L'acquisition de Casa Orsola pour le Consistory et la Fondation Habitat 3, une entité sociale qui gère le logement social en Catalogne, a coûté 9,2 millions d'euros à mi-chemin. Il a été le premier avec une formule mixte et public-privé. Mais le conseil municipal a acheté un logement historiquement, une pratique qui a été massive au cours des deux mandats de Colau: de protéger les voisins ou de les allouer au parc public. Au total, il y avait 1 600 pour plus de 150 millions d'euros, entre les planchers en vrac, les maisons historiques et les bâtiments entiers, près de 50, les plus grands de 114 maisons, achetés avec le droit d'achat préférentiel de l'administration. A demandé le conseil municipal, il ne répond pas à l'état actuel de ce parc, qui, dans certains cas, a dû être réformé.

Les bâtiments de Lancaster Street à Barcelone, à Ciutat Vella, lorsqu'ils ont été achetés par le conseil municipal en 2017.
Les bâtiments de Lancaster Street à Barcelone, à Ciutat Vella, lorsqu'ils ont été achetés par le conseil municipal en 2017.Joan Sánchez

Les premiers achats de l'ancien chef des biens communs ont été qualifiés par le gouvernement municipal de « exceptionnel pour protéger le droit au logement ». C'était en 2017. Le premier était un bâtiment sur Leiva Street « pour arrêter la vente à un fonds d'investissement et l'expulsion de locataires vulnérables. Le deuxième, trois escaliers de Ciutat Vella, à deux pas de La Rambla, sur Lancaster Street: 41 étages dans un mauvais état téméraire, sans carte d'habitabilité, et dont les locataires avaient des contrats frauduleux: ils étaient faciles à lancer. L'épingle du gala du conseiller de l'époque s'est qualifié au moment de «l'immobilier Vietnam». Jordi Callejo, voisine de la ferme, explique qu'après des années de procédures, les bâtiments sont en construction et les voisins se sont rendus compte dans les maisons municipales. En 2017, comme maintenant, d'autres fermes menacées ont affirmé que le conseil municipal les achetait, comme la rue Entença, devant la prison modèle, lorsqu'elle a fermé et que le marché immobilier de la région a été chauffé. Tous ses voisins ont fini par laisser moins Joan, qui a un contrat indéfini, confirme Iman, l'un des voisins qui est parti.
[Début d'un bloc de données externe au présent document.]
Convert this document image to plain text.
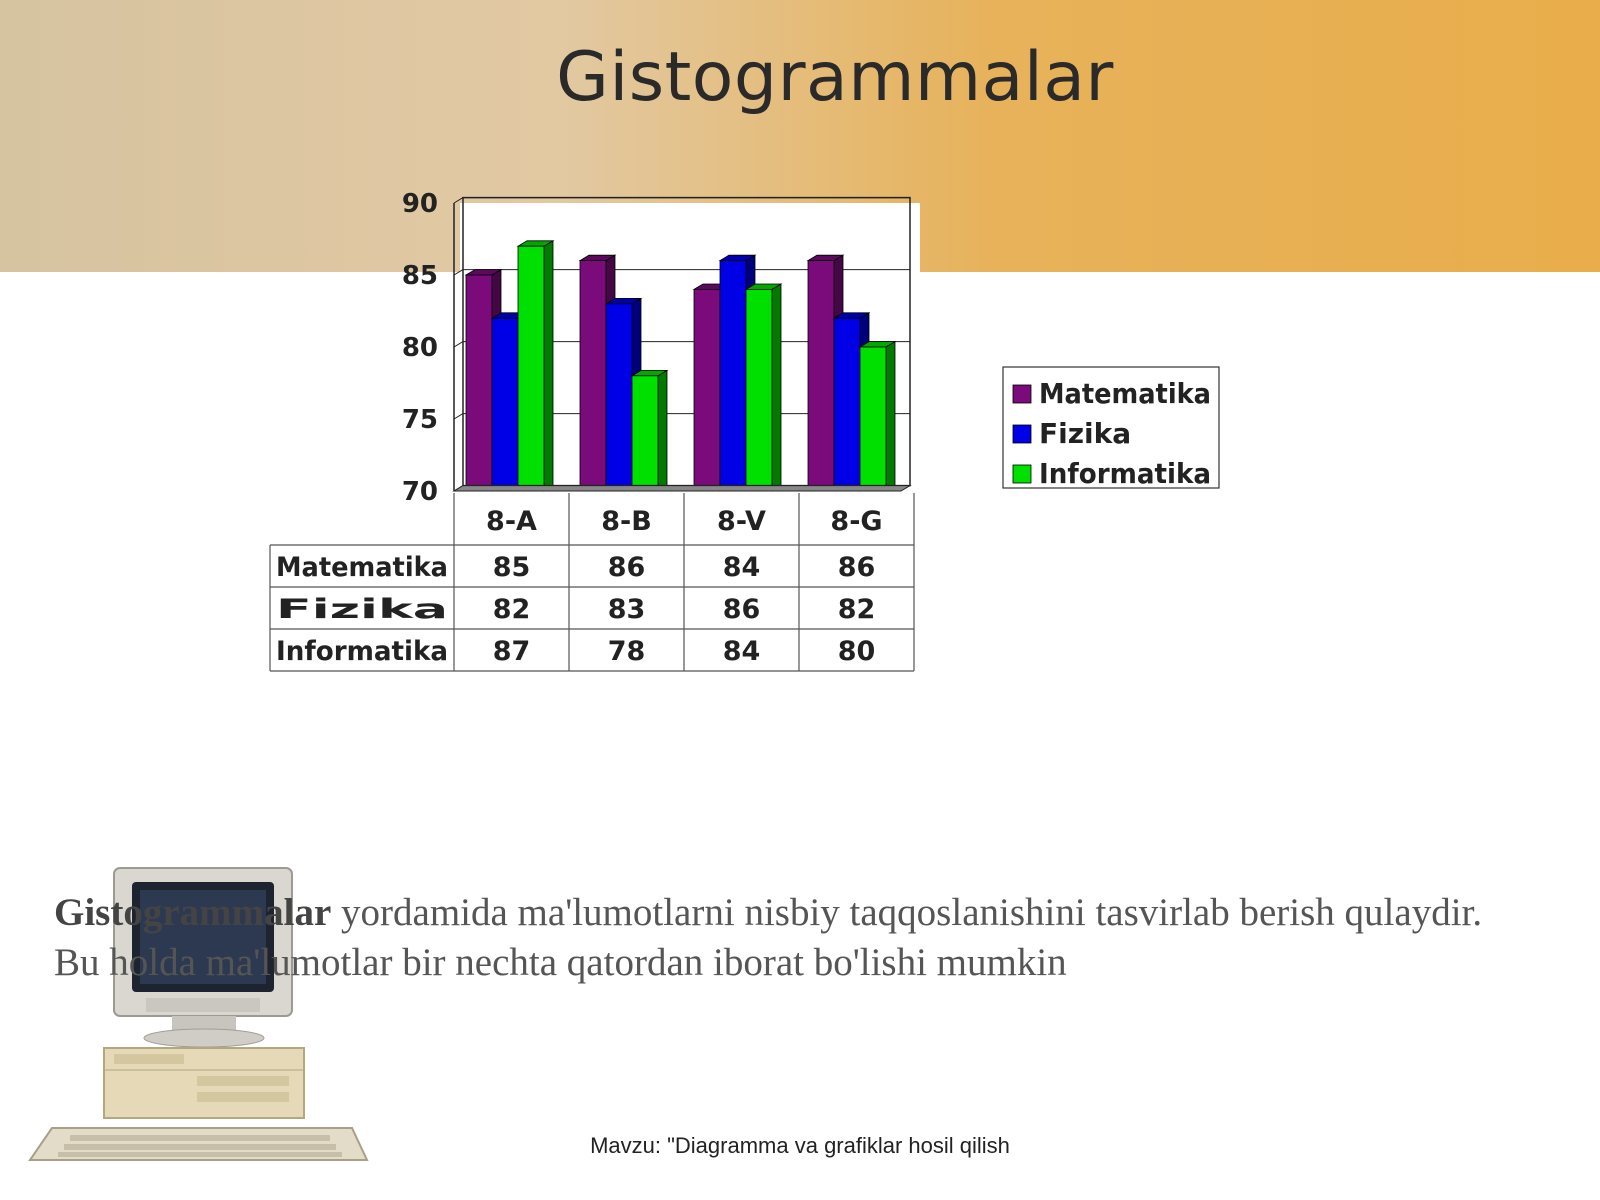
Gistogrammalar
90
85
80
75
70
8-A 8-B 8-V 8-G
Matematika 85	86	84	86
Fizika 82	83	86	82
Informatika 87	78	84	80
Matematika
Fizika
Informatika
Gistogrammalar yordamida ma'lumotlarni nisbiy taqqoslanishini tasvirlab berish qulaydir. Bu holda ma'lumotlar bir nechta qatordan iborat bo'lishi mumkin
Mavzu: "Diagramma va grafiklar hosil qilish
Dans l'apparition de vendredi pour annoncer l'achat de Casa Orsola, le maire Collboni, a posé des questions sur l'avenir de beaucoup d'autres a répondu que « nous devons étudier chaque cas », mais a averti que « les ressources sont limitées » et le pari sur les changements législatifs structurels  » Changez les règles du jeu.  » Le président de Habitat 3, Carme Trilla, a déclaré le débat au conseil d'administration sur l'achat de Casa Orsola, où les locataires actuels n'ont pas le statut socioéconomique de vulnérable. «Notre mission est d'obtenir un logement social. Il est vrai que [Casa Orsola] Ce n'est pas le profil, mais le risque de perdre des maisons peut être compris comme une vulnérabilité résidentielle, ce n'est pas un revenu, mais c'est une vulnérabilité.
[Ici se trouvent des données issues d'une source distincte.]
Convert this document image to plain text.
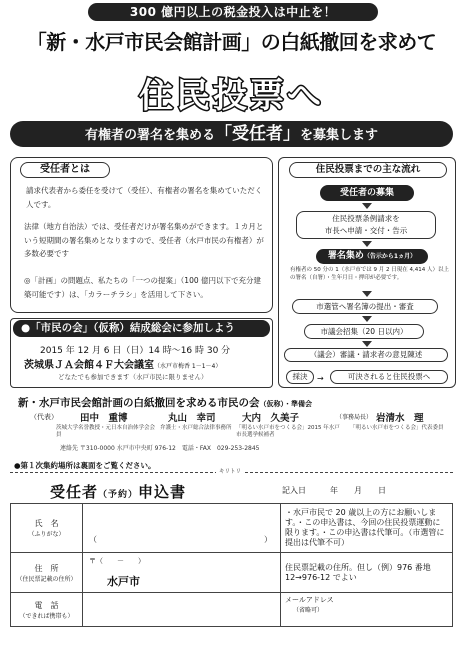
300 億円以上の税金投入は中止を！
「新・水戸市民会館計画」の白紙撤回を求めて
住民投票へ
有権者の署名を集める「受任者」を募集します
受任者とは
請求代表者から委任を受けて（受任）、有権者の署名を集めていただく人です。
法律（地方自治法）では、受任者だけが署名集めができます。１カ月という短期間の署名集めとなりますので、受任者（水戸市民の有権者）が多数必要です
◎「計画」の問題点、私たちの「一つの提案」（100 億円以下で充分建築可能です）は、「カラーチラシ」を活用して下さい。
●「市民の会」（仮称）結成総会に参加しよう
2015 年 12 月 6 日（日）14 時～16 時 30 分
茨城県ＪＡ会館４Ｆ大会議室（水戸市梅香 1－1－4）
どなたでも参加できます（水戸市民に限りません）
住民投票までの主な流れ
受任者の募集
住民投票条例請求を
市長へ申請・交付・告示
署名集め（告示から1ヵ月）
有権者の 50 分の 1（水戸市では 9 月 2 日現在 4,414 人）以上の署名（自署）・生年月日・押印が必要です。
市選管へ署名簿の提出・審査
市議会招集（20 日以内）
（議会）審議・請求者の意見陳述
採決	→	可決されると住民投票へ
新・水戸市民会館計画の白紙撤回を求める市民の会（仮称）・準備会
（代表） 田中　重博	丸山　幸司	大内　久美子	（事務局長） 岩清水　理
茨城大学名誉教授・元日本自治体学会会員
弁護士・水戸総合法律事務所 「明るい水戸市をつくる会」2015 年水戸市長選挙候補者
「明るい水戸市をつくる会」代表委員
連絡先 〒310-0000 水戸市中央町 976-12　電話・FAX　029-253-2845
●第１次集約場所は裏面をご覧ください。
キリトリ
受任者（予約）申込書	記入日　　　年　　月　　日
氏　名
（ふりがな）	（ ）	・水戸市民で 20 歳以上の方にお願いします。・この申込書は、今回の住民投票運動に限ります。・この申込書は代筆可。（市選管に提出は代筆不可）
住　所
（住民票記載の住所）	〒（　　－　　）
水戸市	住民票記載の住所。但し（例）976 番地 12→976-12 でよい
電　話
（できれば携帯も）		メールアドレス
（省略可）
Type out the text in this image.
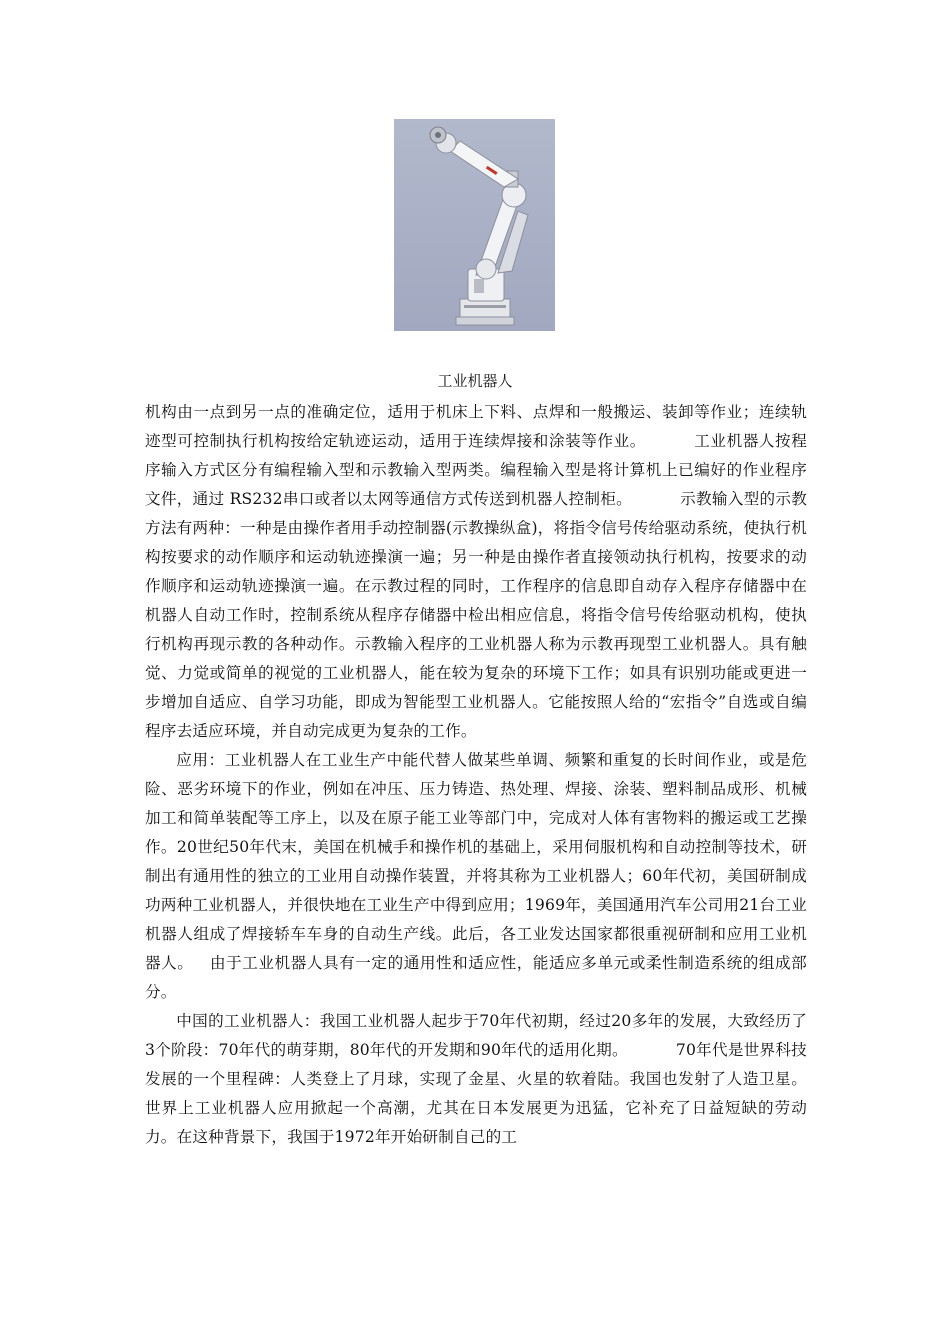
工业机器人

机构由一点到另一点的准确定位，适用于机床上下料、点焊和一般搬运、装卸等作业；连续轨迹型可控制执行机构按给定轨迹运动，适用于连续焊接和涂装等作业。	工业机器人按程序输入方式区分有编程输入型和示教输入型两类。编程输入型是将计算机上已编好的作业程序文件，通过 RS232串口或者以太网等通信方式传送到机器人控制柜。	示教输入型的示教方法有两种：一种是由操作者用手动控制器(示教操纵盒)，将指令信号传给驱动系统，使执行机构按要求的动作顺序和运动轨迹操演一遍；另一种是由操作者直接领动执行机构，按要求的动作顺序和运动轨迹操演一遍。在示教过程的同时，工作程序的信息即自动存入程序存储器中在机器人自动工作时，控制系统从程序存储器中检出相应信息，将指令信号传给驱动机构，使执行机构再现示教的各种动作。示教输入程序的工业机器人称为示教再现型工业机器人。具有触觉、力觉或简单的视觉的工业机器人，能在较为复杂的环境下工作；如具有识别功能或更进一步增加自适应、自学习功能，即成为智能型工业机器人。它能按照人给的“宏指令”自选或自编程序去适应环境，并自动完成更为复杂的工作。

应用：工业机器人在工业生产中能代替人做某些单调、频繁和重复的长时间作业，或是危险、恶劣环境下的作业，例如在冲压、压力铸造、热处理、焊接、涂装、塑料制品成形、机械加工和简单装配等工序上，以及在原子能工业等部门中，完成对人体有害物料的搬运或工艺操作。20世纪50年代末，美国在机械手和操作机的基础上，采用伺服机构和自动控制等技术，研制出有通用性的独立的工业用自动操作装置，并将其称为工业机器人；60年代初，美国研制成功两种工业机器人，并很快地在工业生产中得到应用；1969年，美国通用汽车公司用21台工业机器人组成了焊接轿车车身的自动生产线。此后，各工业发达国家都很重视研制和应用工业机器人。 由于工业机器人具有一定的通用性和适应性，能适应多单元或柔性制造系统的组成部分。

中国的工业机器人：我国工业机器人起步于70年代初期，经过20多年的发展，大致经历了3个阶段：70年代的萌芽期，80年代的开发期和90年代的适用化期。	70年代是世界科技发展的一个里程碑：人类登上了月球，实现了金星、火星的软着陆。我国也发射了人造卫星。世界上工业机器人应用掀起一个高潮，尤其在日本发展更为迅猛，它补充了日益短缺的劳动力。在这种背景下，我国于1972年开始研制自己的工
Le Generalitat a également commencé à acheter des forfaits de logement auprès de grands détenteurs. Lors de l'été dernier, le gouvernement de Pere Aragonès a annoncé l'achat de plusieurs bâtiments avec des locataires de La Caixa (certains maintenant déclarés en grève), et en novembre, le Salvador Illa a fermé l'opération, qui sera complexe à gérer et à ajouter 452 étages. La semaine dernière, le gouvernement socialiste a annoncé l'acquisition de 743 étages en arrière-plan, le «plus grand jamais réalisé par le droit de score et de rétract», a célébré la conseillère Sílvia Paneque sur le logement occupé dispersé dans toute la Catalogne dans laquelle il y a des familles vulnérables, avec un contrat avec un contrat ou sans ça.
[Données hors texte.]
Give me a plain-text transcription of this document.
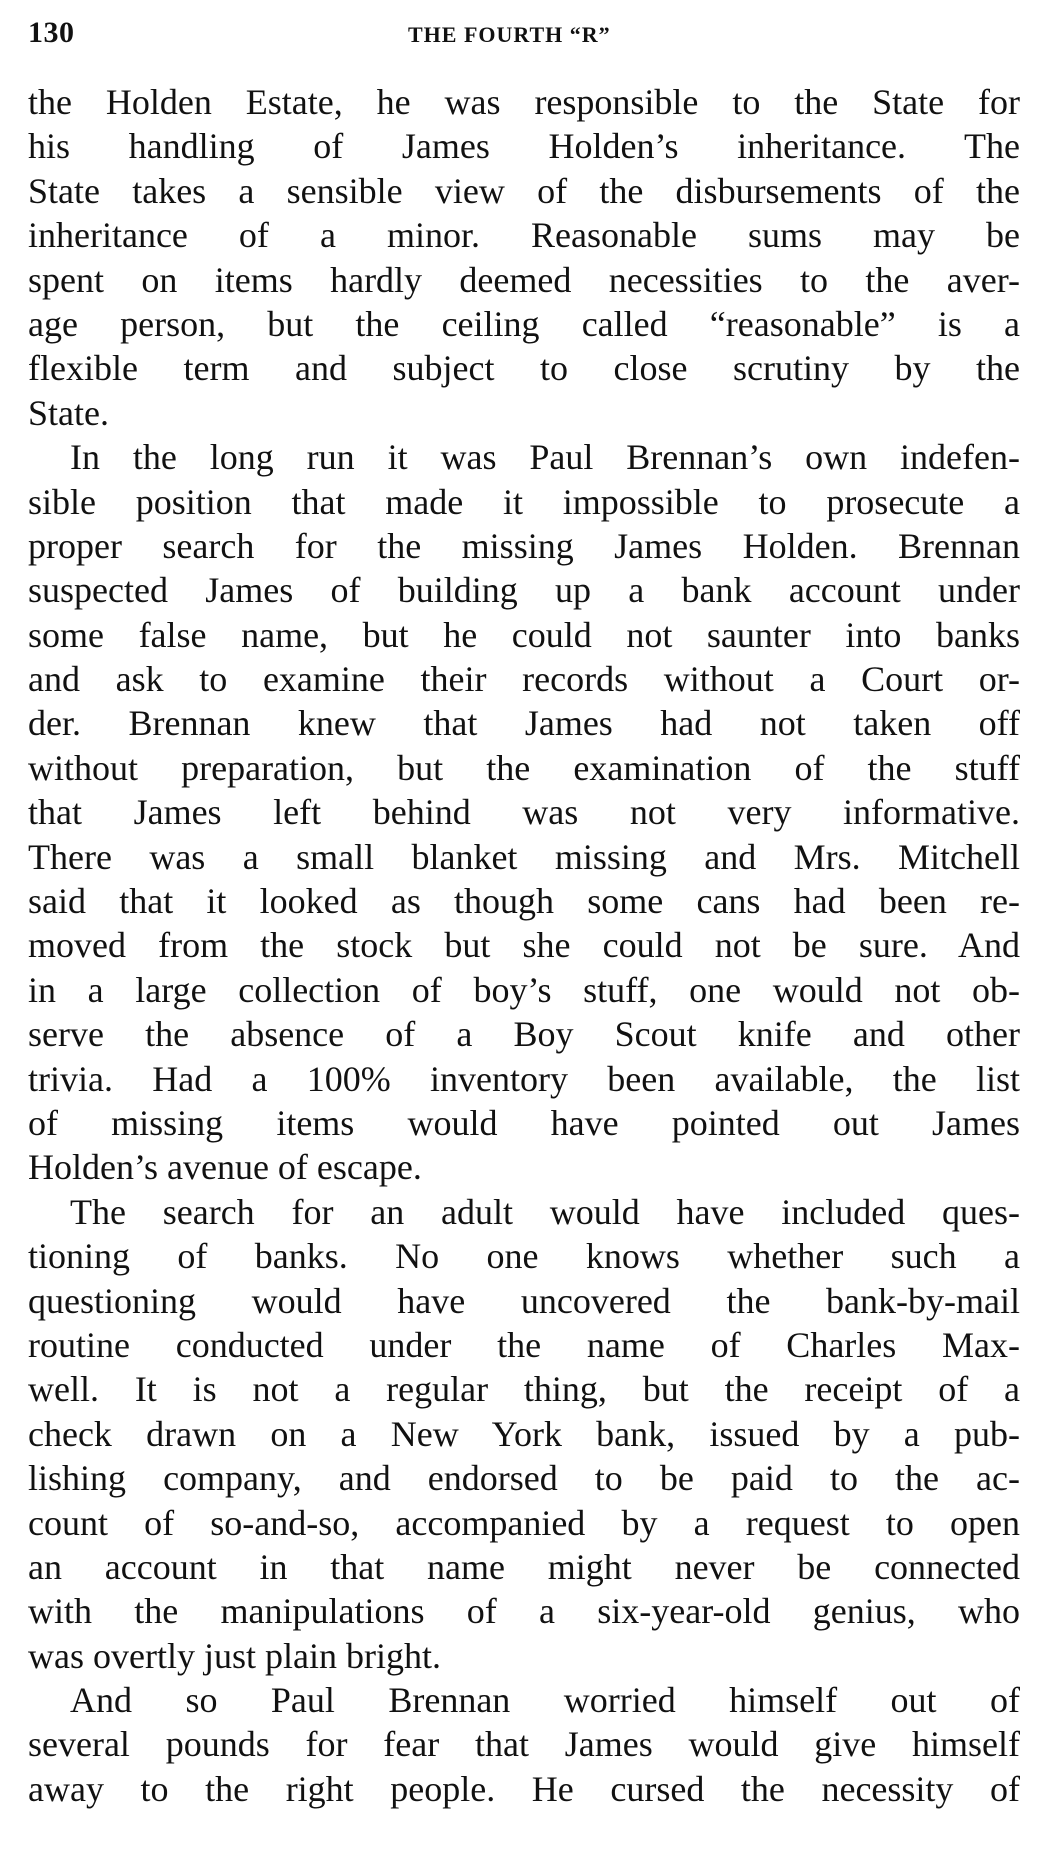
130	THE FOURTH “R”
the Holden Estate, he was responsible to the State for
his handling of James Holden’s inheritance. The
State takes a sensible view of the disbursements of the
inheritance of a minor. Reasonable sums may be
spent on items hardly deemed necessities to the aver-
age person, but the ceiling called “reasonable” is a
flexible term and subject to close scrutiny by the
State.
In the long run it was Paul Brennan’s own indefen-
sible position that made it impossible to prosecute a
proper search for the missing James Holden. Brennan
suspected James of building up a bank account under
some false name, but he could not saunter into banks
and ask to examine their records without a Court or-
der. Brennan knew that James had not taken off
without preparation, but the examination of the stuff
that James left behind was not very informative.
There was a small blanket missing and Mrs. Mitchell
said that it looked as though some cans had been re-
moved from the stock but she could not be sure. And
in a large collection of boy’s stuff, one would not ob-
serve the absence of a Boy Scout knife and other
trivia. Had a 100% inventory been available, the list
of missing items would have pointed out James
Holden’s avenue of escape.
The search for an adult would have included ques-
tioning of banks. No one knows whether such a
questioning would have uncovered the bank-by-mail
routine conducted under the name of Charles Max-
well. It is not a regular thing, but the receipt of a
check drawn on a New York bank, issued by a pub-
lishing company, and endorsed to be paid to the ac-
count of so-and-so, accompanied by a request to open
an account in that name might never be connected
with the manipulations of a six-year-old genius, who
was overtly just plain bright.
And so Paul Brennan worried himself out of
several pounds for fear that James would give himself
away to the right people. He cursed the necessity of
Le combat et l'achat de l'Orsola House, le symbole des locataires et leur confrontation avec les fonds d'investissement sont une étape importante dans les crises de logement qui ont frappé périodiquement Barcelone. S'il aura des conséquences et de quelle taille est-ce qu'elle est visible. À l'heure actuelle, le syndicat des locataires a appelé des «blocs de lutte» dans l'après-midi du lundi 17 prochain contre la maison Orsola. La nomination coïncide avec la veille de la date prévue pour une expulsion qui ne se produira pas.